Sementara itu, Sandra Sidabutar dari HKBP menyatakan bahwa masih terdapat keterbatasan dalam penanganan kasus di Jakarta, terutama terkait budaya patriarki yang kuat di komunitas Batak. "Kami membutuhkan penyuluhan dan pelatihan khusus, serta kerja sama untuk menyelesaikan kasus yang di luar jangkauan kami," ujar Sandra.
Menanggapi hal ini, Suraya Ramli, Koordinator Subkomisi Pengembangan Sistem Pemulihan, menegaskan pentingnya penguatan infrastruktur dan SOP dalam layanan pemulihan. "Pendampingan tidak hanya oleh UPTD PPA tetapi juga oleh masyarakat sipil. Gereja punya peran penting dalam menjangkau dan mendampingi korban kekerasan," jelas Suraya.
Komnas Perempuan juga bekerjasama dengan Ikatan Psikolog Klinis untuk membantu penanganan psikologis korban dan menyediakan saksi ahli. Psikolog klinis sangat penting dalam penanganan kekerasan. Hal yang dimungkinkan adalah mendata kembali jemaat HKBP yang berprofesi sebagai psikolog klinis untuk memperkuat layanan penanganan dan pemulihan terhadap korban di gereja.
Saat ini, Komnas Perempuan juga tengah membangun modul DPA (Dukungan Psikologis Awal) untuk membantu lembaga layanan yang tidak memiliki psikolog klinis. Modul ini bisa memperkuat pendamping korban sehingga mereka bisa menjadi survivor dan defender.
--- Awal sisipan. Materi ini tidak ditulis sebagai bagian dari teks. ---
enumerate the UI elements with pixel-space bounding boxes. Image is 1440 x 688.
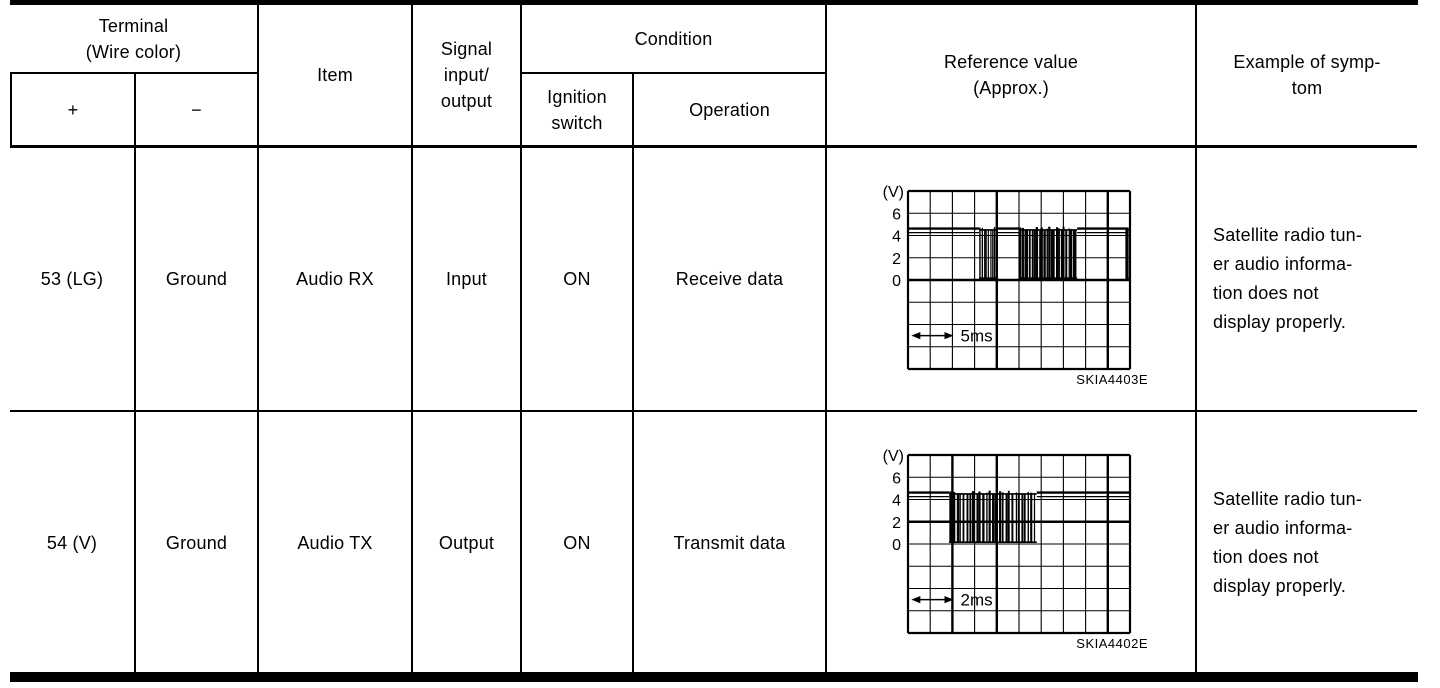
row-1-operation: Transmit data bbox=[673, 532, 786, 553]
rule-top-border bbox=[10, 0, 1418, 5]
scope-grid bbox=[906, 189, 1132, 371]
rule-header-bottom bbox=[10, 145, 1417, 148]
header-ignition-switch: Ignition switch bbox=[547, 86, 607, 133]
rule-row-divider bbox=[10, 410, 1417, 412]
row-1-reference-figure: (V) 6 4 2 0 2ms SKIA4402E bbox=[827, 413, 1195, 672]
row-1-item: Audio TX bbox=[297, 532, 373, 553]
header-example-of-symptom: Example of symp- tom bbox=[1233, 52, 1381, 98]
header-condition: Condition bbox=[634, 28, 713, 49]
time-scale-label: 5ms bbox=[961, 327, 993, 346]
rule-col-reference-symptom bbox=[1195, 2, 1197, 672]
row-1-symptom: Satellite radio tun- er audio informa- t… bbox=[1197, 413, 1417, 672]
time-scale-arrow bbox=[911, 595, 954, 603]
header-terminal-plus: + bbox=[67, 99, 79, 120]
svg-text:(V): (V) bbox=[883, 448, 904, 465]
header-operation: Operation bbox=[689, 99, 770, 120]
oscilloscope-waveform-chart: (V) 6 4 2 0 2ms SKIA4402E bbox=[883, 448, 1148, 651]
oscilloscope-waveform-chart: (V) 6 4 2 0 5ms SKIA4403E bbox=[883, 184, 1148, 387]
rule-col-ignition-operation bbox=[632, 72, 634, 672]
rule-col-item-signal bbox=[411, 2, 413, 672]
signal-trace bbox=[908, 490, 1130, 543]
header-signal-input-output: Signal input/ output bbox=[440, 39, 493, 111]
svg-text:2: 2 bbox=[892, 251, 901, 268]
svg-text:4: 4 bbox=[892, 492, 901, 509]
row-1-ignition: ON bbox=[563, 532, 591, 553]
row-1-terminal-minus: Ground bbox=[165, 532, 228, 553]
scope-axis-labels: (V) 6 4 2 0 bbox=[883, 184, 904, 290]
row-0-terminal-minus: Ground bbox=[165, 269, 228, 289]
svg-text:0: 0 bbox=[892, 537, 901, 554]
header-terminal-wire-color: Terminal (Wire color) bbox=[85, 15, 182, 62]
row-0-symptom: Satellite radio tun- er audio informa- t… bbox=[1197, 148, 1417, 410]
rule-col-operation-reference bbox=[825, 2, 827, 672]
rule-col-signal-condition bbox=[520, 2, 522, 672]
row-0-ignition: ON bbox=[563, 269, 591, 289]
scope-grid bbox=[906, 453, 1132, 634]
signal-trace bbox=[908, 226, 1130, 280]
svg-text:6: 6 bbox=[892, 470, 901, 487]
row-1-signal: Output bbox=[438, 532, 495, 553]
row-1-terminal-plus: 54 (V) bbox=[46, 532, 98, 553]
header-terminal-minus: − bbox=[191, 99, 202, 120]
row-0-reference-figure: (V) 6 4 2 0 5ms SKIA4403E bbox=[827, 148, 1195, 410]
rule-col-plus-minus bbox=[134, 72, 136, 672]
rule-bottom-border bbox=[10, 672, 1418, 682]
figure-id-caption: SKIA4403E bbox=[1076, 372, 1148, 387]
row-0-signal: Input bbox=[445, 269, 488, 289]
svg-text:2: 2 bbox=[892, 514, 901, 531]
figure-id-caption: SKIA4402E bbox=[1076, 636, 1148, 651]
rule-left-edge-segment bbox=[10, 72, 12, 146]
row-0-operation: Receive data bbox=[675, 269, 784, 289]
rule-col-terminal-item bbox=[257, 2, 259, 672]
row-0-item: Audio RX bbox=[296, 269, 374, 289]
rule-subheader-condition bbox=[521, 72, 826, 74]
header-item: Item bbox=[317, 65, 353, 85]
svg-text:4: 4 bbox=[892, 229, 901, 246]
svg-text:0: 0 bbox=[892, 273, 901, 290]
header-reference-value: Reference value (Approx.) bbox=[943, 52, 1079, 98]
row-1-symptom-text: Satellite radio tun- er audio informa- t… bbox=[1213, 488, 1363, 596]
time-scale-arrow bbox=[911, 332, 954, 340]
svg-text:6: 6 bbox=[892, 206, 901, 223]
svg-text:(V): (V) bbox=[883, 184, 904, 201]
row-0-terminal-plus: 53 (LG) bbox=[40, 269, 104, 289]
time-scale-label: 2ms bbox=[961, 590, 993, 609]
scope-axis-labels: (V) 6 4 2 0 bbox=[883, 448, 904, 554]
row-0-symptom-text: Satellite radio tun- er audio informa- t… bbox=[1213, 225, 1363, 332]
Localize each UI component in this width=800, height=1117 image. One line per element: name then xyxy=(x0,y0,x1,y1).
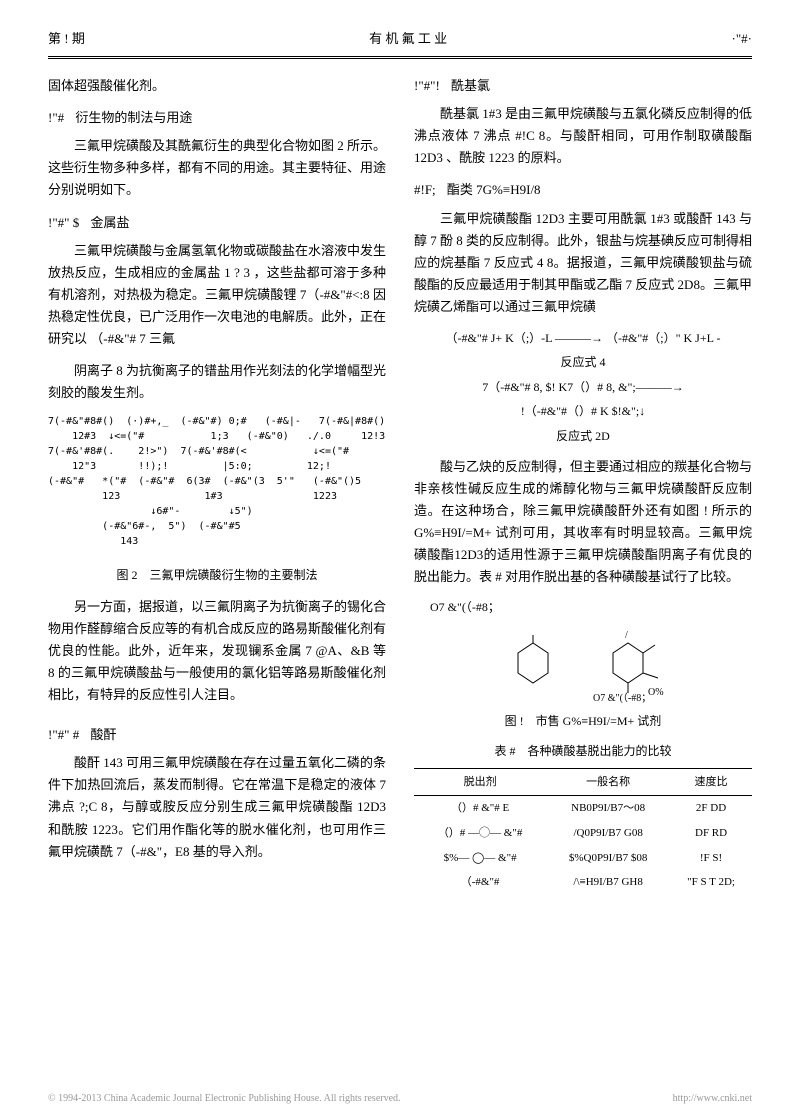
para-anhydride: 酸酐 143 可用三氟甲烷磺酸在存在过量五氧化二磷的条件下加热回流后，蒸发而制得… xyxy=(48,752,386,862)
svg-text:/: / xyxy=(625,630,628,641)
section-metal-salt: !"#" $ 金属盐 xyxy=(48,212,386,234)
reaction-eq-2d-b: !（-#&"#（）# K $!&";↓ xyxy=(414,401,752,421)
para-derivatives: 三氟甲烷磺酸及其酰氟衍生的典型化合物如图 2 所示。这些衍生物多种多样，都有不同… xyxy=(48,135,386,201)
section-num: !"#" # xyxy=(48,727,79,742)
copyright-text: © 1994-2013 China Academic Journal Elect… xyxy=(48,1090,401,1107)
page-header: 第 ! 期 有 机 氟 工 业 ·"#· xyxy=(48,28,752,59)
table-row: （）# —◯— &"# /Q0P9I/B7 G08 DF RD xyxy=(414,821,752,846)
left-column: 固体超强酸催化剂。 !"# 衍生物的制法与用途 三氟甲烷磺酸及其酰氟衍生的典型化… xyxy=(48,75,386,895)
reagent-structure-icon: / O% O7 &"(（-#8； xyxy=(493,623,673,703)
svg-text:O7 &"(（-#8；: O7 &"(（-#8； xyxy=(593,692,651,703)
section-num: !"#" $ xyxy=(48,215,79,230)
reaction-scheme-2: 7(-#&"#8#() (·)#+,_ (-#&"#) 0;# (-#&|- 7… xyxy=(48,406,386,557)
leaving-group-table: 脱出剂 一般名称 速度比 （）# &"# E NB0P9I/B7～08 2F D… xyxy=(414,768,752,895)
section-anhydride: !"#" # 酸酐 xyxy=(48,724,386,746)
section-name: 酸酐 xyxy=(90,727,116,742)
th-name: 一般名称 xyxy=(546,768,670,796)
para-acyl: 酰基氯 1#3 是由三氟甲烷磺酸与五氯化磷反应制得的低沸点液体 7 沸点 #!C… xyxy=(414,103,752,169)
section-acyl-chloride: !"#"! 酰基氯 xyxy=(414,75,752,97)
reaction-2d-label: 反应式 2D xyxy=(414,426,752,446)
table-caption: 表 # 各种磺酸基脱出能力的比较 xyxy=(414,741,752,761)
para-metal-2: 阴离子 8 为抗衡离子的镨盐用作光刻法的化学增幅型光刻胶的酸发生剂。 xyxy=(48,360,386,404)
th-ratio: 速度比 xyxy=(670,768,752,796)
right-column: !"#"! 酰基氯 酰基氯 1#3 是由三氟甲烷磺酸与五氯化磷反应制得的低沸点液… xyxy=(414,75,752,895)
section-name: 酰基氯 xyxy=(451,78,490,93)
section-num: !"# xyxy=(48,110,64,125)
two-column-layout: 固体超强酸催化剂。 !"# 衍生物的制法与用途 三氟甲烷磺酸及其酰氟衍生的典型化… xyxy=(48,75,752,895)
header-center: 有 机 氟 工 业 xyxy=(85,28,732,50)
para-lanthanide: 另一方面，据报道，以三氟阴离子为抗衡离子的锡化合物用作醛醇缩合反应等的有机合成反… xyxy=(48,596,386,706)
figure-reagent-caption: 图 ! 市售 G%≡H9I/=M+ 试剂 xyxy=(414,711,752,731)
header-left: 第 ! 期 xyxy=(48,28,85,50)
reaction-eq-4: （-#&"# J+ K（;）-L ———→ （-#&"#（;）" K J+L - xyxy=(414,328,752,348)
table-row: （-#&"# /\≡H9I/B7 GH8 "F S T 2D; xyxy=(414,870,752,895)
para-esters-2: 酸与乙炔的反应制得，但主要通过相应的羰基化合物与非亲核性碱反应生成的烯醇化物与三… xyxy=(414,456,752,589)
intro-line: 固体超强酸催化剂。 xyxy=(48,75,386,97)
reaction-eq-2d-a: 7（-#&"# 8, $! K7（）# 8, &";———→ xyxy=(414,377,752,397)
figure-2-caption: 图 2 三氟甲烷磺酸衍生物的主要制法 xyxy=(48,565,386,585)
section-derivatives: !"# 衍生物的制法与用途 xyxy=(48,107,386,129)
header-right: ·"#· xyxy=(732,28,752,50)
section-name: 衍生物的制法与用途 xyxy=(75,110,192,125)
th-reagent: 脱出剂 xyxy=(414,768,546,796)
section-num: #!F; xyxy=(414,182,436,197)
para-metal-1: 三氟甲烷磺酸与金属氢氧化物或碳酸盐在水溶液中发生放热反应，生成相应的金属盐 1 … xyxy=(48,240,386,350)
section-num: !"#"! xyxy=(414,78,440,93)
footer-url: http://www.cnki.net xyxy=(673,1090,752,1107)
para-esters-1: 三氟甲烷磺酸酯 12D3 主要可用酰氯 1#3 或酸酐 143 与醇 7 酚 8… xyxy=(414,208,752,318)
section-name: 金属盐 xyxy=(90,215,129,230)
table-row: （）# &"# E NB0P9I/B7～08 2F DD xyxy=(414,796,752,821)
section-name: 酯类 7G%≡H9I/8 xyxy=(447,182,541,197)
section-esters: #!F; 酯类 7G%≡H9I/8 xyxy=(414,179,752,201)
reagent-formula: O7 &"(（-#8； xyxy=(430,597,752,617)
table-row: $%— ◯— &"# $%Q0P9I/B7 $08 !F S! xyxy=(414,846,752,871)
page-footer: © 1994-2013 China Academic Journal Elect… xyxy=(48,1090,752,1107)
reaction-4-label: 反应式 4 xyxy=(414,352,752,372)
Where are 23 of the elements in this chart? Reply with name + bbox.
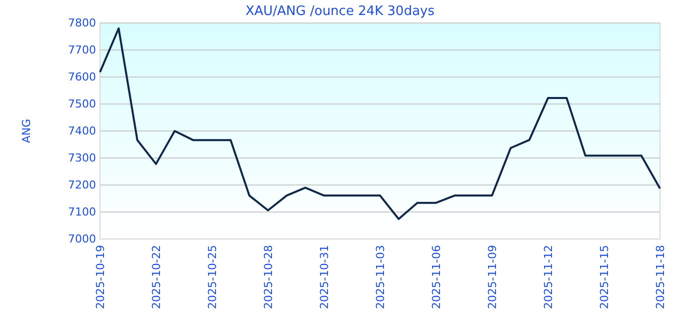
y-tick-label: 7500 bbox=[68, 98, 96, 111]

Ketua Subkomisi Pemantauan, Bahrul Fuad,mendorong kerja sama lintas agama dan gerakan, serta menyediakan dokumen rujukan yang bisa diunduh gratis di situs web Komnas Perempuan. "Setiap tahun, Komnas Perempuan menerbitkan Catatan Tahunan di Bulan Maret pada Hari Perempuan Internasional. Kami juga mempunyai program kampanye 16 Hari Anti Kekerasan terhadap Perempuan (HAKtP)."